Grants account for an increasingly smaller share of sales, as XTPL's sales of products and services expand. The company is currently pursuing three publicly subsidized projects, and one project was completed at the end of 2Q23 (a project with NCBiR "Innovative technology for precise deposition of conductive meshes for use in next-generation OLED displays" for PLN 11.7mn). Current ongoing projects include:
1. A grant from NCBiR for PLN 7.7mn (total project value PLN 11.6mn); duration October 1, 2020, to September 30, 2023.
2. A grant from the Polish Agency for Enterprise Development for PLN 0.4mn (total project value PLN 0.9mn); duration January 18, 2018, to December 31, 2023.
3. A grant from the European Commission for EUR 0.4mn (XTPL's budget is EUR 0.4mn, the total value of the project is EUR 4.3mn); duration from September 1, 2022, to August 31, 2024. We expect that, due to the innovative nature of the company's business, XTPL should obtain more grants for its ongoing projects. However, we do not assume an increase in the value of grants relative to historical values.
Cost analysis
Management (G&A) and research and development (R&D) costs, adjusted for the impact of the incentive program, have been rising in recent quarters as business scale increases, product commercialization begins, and marketing and sales activity increases after the pandemic period. In the coming quarters, monthly costs expressed as R&D and G&A costs adjusted by the cost of the incentive program should continue to increase - especially with the assumption of more intensive product commercialization and the entry of individual projects with customers into the production deployment phase.
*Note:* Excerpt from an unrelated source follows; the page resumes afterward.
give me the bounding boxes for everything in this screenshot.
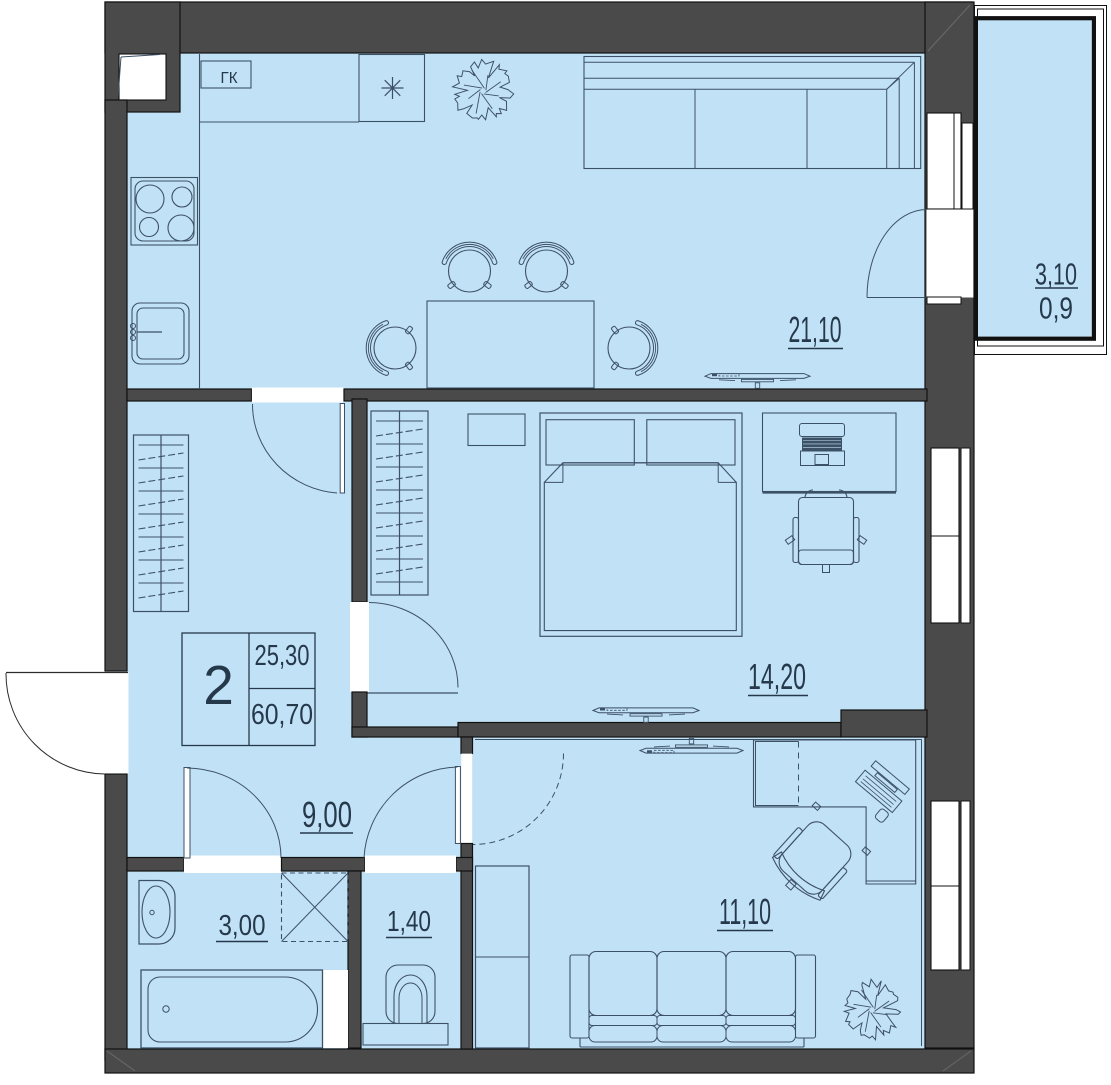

Since the company operated in start-up mode in the current years and began commercializing products from 2021, the cost structure has remained relatively unchanged in recent years. Investments in fixed assets and intangible assets resulted in an increase in depreciation in 2022. The increase in the scale of operations and investments in the company's further development are driving up the cost of raw materials and materials consumption, increasing the cost of third-party services (sales commissions, hiring additional specialists), and increasing the cost of employee benefits (increasing employment and including the cost of the incentive program).